= Alisa ne mozhet zhdat =

Alisa ne mozhet zhdat (English: Alisa Can't Wait) is a Russian drama television series created by director Natalia Meshchaninova. It premiered on October 20, 2022.

== Plot ==
Alisa, a 15-year-old girl, discovers that her mother has been hiding the truth for many years: in a couple of years, the girl will go blind. Deciding not to waste time, she drops out of school and, in search of easy money, makes a contract to sell her virginity in order to use the earnings to move to a big city. Alisa's sister, Julia, is also struggling: her husband is jealous and alcoholic, and their relationship is on the verge of collapse. Their mother tries to keep everything under control but cannot cope.

== Cast ==
- Yelizaveta Ishchenko as Alisa
- Anna Mikhalkova as Irina, the mother of Alisa and Julia
- Taisia Vilkova as Julia, Alisa's older sister
- Stepan Devonin as Artyom, Julia's husband
- Mikhail Trukhin as Igor, the father of Alisa and Julia
- Nadezhda Lumpova as Maya, Alisa's friend, a teacher
- Dmitry Lysenko as Ivan, a ukulele teacher
- Pavel Vorozhtsov as the agent
- Polina Tsyganova as Vika
- Nil Bugayev as Motya, Julia and Artyom's son
- Aleksei Lukin as Fil
- Svetlana Kamynina as the ophthalmologist
- Maksim Stoyanov as Seryozha
- Anna Shepeleva as Alena

== Production ==
The series is based on the true story of a girl who loses her sight. Filming took place in Moscow and Tver.

== Reception ==
At the Novy Sezon 2022 online film festival, it won in the category of most anticipated TV series, and lead actress Yelizaveta Ishchenko was named the "hero of the new season".
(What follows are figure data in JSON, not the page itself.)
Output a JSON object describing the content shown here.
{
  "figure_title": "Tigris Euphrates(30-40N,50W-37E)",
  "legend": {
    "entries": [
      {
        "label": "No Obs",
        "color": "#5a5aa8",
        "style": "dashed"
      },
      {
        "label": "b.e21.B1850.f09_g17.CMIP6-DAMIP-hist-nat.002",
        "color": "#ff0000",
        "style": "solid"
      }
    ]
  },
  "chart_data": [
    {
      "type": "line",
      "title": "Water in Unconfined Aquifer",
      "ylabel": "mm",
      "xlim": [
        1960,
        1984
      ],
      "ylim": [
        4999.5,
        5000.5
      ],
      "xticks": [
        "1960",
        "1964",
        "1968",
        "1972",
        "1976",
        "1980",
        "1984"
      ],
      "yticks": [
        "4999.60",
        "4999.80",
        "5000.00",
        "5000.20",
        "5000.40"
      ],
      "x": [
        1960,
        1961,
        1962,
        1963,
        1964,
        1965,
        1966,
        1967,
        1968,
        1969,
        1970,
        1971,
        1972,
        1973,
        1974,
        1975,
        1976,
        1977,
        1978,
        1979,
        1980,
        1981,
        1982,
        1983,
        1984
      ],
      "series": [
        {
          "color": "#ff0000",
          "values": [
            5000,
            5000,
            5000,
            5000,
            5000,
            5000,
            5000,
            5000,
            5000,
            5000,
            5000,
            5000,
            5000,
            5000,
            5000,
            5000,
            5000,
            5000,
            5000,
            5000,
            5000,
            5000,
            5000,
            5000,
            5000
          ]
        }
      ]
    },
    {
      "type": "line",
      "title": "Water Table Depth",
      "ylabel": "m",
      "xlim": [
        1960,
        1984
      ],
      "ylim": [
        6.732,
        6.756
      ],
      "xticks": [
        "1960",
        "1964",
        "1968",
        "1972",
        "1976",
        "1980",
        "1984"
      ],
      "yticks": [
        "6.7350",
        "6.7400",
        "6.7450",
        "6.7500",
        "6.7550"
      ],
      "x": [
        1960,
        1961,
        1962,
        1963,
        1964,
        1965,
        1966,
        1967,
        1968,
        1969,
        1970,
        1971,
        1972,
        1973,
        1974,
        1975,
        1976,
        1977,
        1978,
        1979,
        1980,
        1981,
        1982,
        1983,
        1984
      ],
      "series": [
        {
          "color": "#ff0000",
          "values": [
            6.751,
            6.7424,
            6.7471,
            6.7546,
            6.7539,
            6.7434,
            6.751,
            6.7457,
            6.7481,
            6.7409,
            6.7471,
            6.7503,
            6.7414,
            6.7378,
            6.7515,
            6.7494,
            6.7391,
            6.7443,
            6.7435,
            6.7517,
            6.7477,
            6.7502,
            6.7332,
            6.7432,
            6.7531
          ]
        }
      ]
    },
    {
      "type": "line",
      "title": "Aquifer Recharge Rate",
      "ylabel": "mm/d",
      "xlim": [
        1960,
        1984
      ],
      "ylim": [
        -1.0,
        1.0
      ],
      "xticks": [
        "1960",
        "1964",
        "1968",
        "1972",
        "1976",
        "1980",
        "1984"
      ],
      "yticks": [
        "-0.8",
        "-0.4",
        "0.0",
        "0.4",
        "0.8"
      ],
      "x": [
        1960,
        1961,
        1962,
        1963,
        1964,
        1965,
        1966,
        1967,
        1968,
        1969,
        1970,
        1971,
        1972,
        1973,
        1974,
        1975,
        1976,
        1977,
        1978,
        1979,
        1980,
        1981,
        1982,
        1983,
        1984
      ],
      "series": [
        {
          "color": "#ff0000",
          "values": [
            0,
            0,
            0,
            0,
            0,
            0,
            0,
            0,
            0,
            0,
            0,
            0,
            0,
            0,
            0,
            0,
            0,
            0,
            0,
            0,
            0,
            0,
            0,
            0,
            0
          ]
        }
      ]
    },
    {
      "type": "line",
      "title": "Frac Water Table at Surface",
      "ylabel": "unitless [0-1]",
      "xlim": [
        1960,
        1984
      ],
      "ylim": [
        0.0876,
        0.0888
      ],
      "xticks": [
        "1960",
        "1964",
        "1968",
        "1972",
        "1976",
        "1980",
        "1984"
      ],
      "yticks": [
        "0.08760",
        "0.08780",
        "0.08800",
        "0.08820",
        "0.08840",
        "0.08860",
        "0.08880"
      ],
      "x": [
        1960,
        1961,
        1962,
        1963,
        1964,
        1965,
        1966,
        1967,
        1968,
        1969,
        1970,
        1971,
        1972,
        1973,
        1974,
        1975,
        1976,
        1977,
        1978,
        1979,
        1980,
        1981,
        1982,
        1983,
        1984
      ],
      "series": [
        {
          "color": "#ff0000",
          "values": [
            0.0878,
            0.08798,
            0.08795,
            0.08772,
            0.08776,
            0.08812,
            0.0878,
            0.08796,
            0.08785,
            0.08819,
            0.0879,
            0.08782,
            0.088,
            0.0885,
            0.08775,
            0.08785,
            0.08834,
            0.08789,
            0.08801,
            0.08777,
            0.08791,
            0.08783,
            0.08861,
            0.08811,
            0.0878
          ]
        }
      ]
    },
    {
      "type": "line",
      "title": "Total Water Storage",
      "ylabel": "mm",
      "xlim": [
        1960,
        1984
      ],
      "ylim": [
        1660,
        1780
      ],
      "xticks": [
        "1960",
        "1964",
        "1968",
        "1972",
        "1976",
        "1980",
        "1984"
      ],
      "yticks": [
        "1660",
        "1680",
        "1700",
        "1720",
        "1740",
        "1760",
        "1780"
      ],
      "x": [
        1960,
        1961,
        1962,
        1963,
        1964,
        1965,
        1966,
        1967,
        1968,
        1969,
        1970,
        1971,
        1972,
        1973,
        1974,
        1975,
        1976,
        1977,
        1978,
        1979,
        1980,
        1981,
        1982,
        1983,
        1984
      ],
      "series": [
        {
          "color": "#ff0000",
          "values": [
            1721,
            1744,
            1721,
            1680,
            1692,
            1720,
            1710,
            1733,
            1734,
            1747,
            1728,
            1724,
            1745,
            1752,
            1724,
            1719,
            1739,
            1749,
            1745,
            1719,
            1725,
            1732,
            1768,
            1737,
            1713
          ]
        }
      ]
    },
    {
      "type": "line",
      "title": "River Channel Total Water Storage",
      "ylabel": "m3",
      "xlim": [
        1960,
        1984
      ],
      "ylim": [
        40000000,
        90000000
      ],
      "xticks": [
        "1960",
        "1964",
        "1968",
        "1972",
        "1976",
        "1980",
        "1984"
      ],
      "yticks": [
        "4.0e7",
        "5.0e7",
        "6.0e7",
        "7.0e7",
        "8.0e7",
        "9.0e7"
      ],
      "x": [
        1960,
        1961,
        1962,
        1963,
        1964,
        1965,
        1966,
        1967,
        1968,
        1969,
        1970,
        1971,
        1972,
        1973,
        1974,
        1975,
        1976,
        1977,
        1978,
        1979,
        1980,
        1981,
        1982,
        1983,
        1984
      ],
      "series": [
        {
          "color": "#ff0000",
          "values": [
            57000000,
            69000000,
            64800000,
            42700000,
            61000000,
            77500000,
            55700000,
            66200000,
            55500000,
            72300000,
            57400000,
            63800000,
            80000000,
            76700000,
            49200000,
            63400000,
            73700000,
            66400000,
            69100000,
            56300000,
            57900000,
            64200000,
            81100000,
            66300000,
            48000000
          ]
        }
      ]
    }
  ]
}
On February 23, 2024, the series was removed from Russian streaming services at the request of the Federal Service for Supervision of Communications, Information Technology, and Mass Media. A specific reason was not provided. A streaming service representative only stated that certain violations had been found in some episodes of the series and "the series contains information that should not be distributed in an audiovisual service."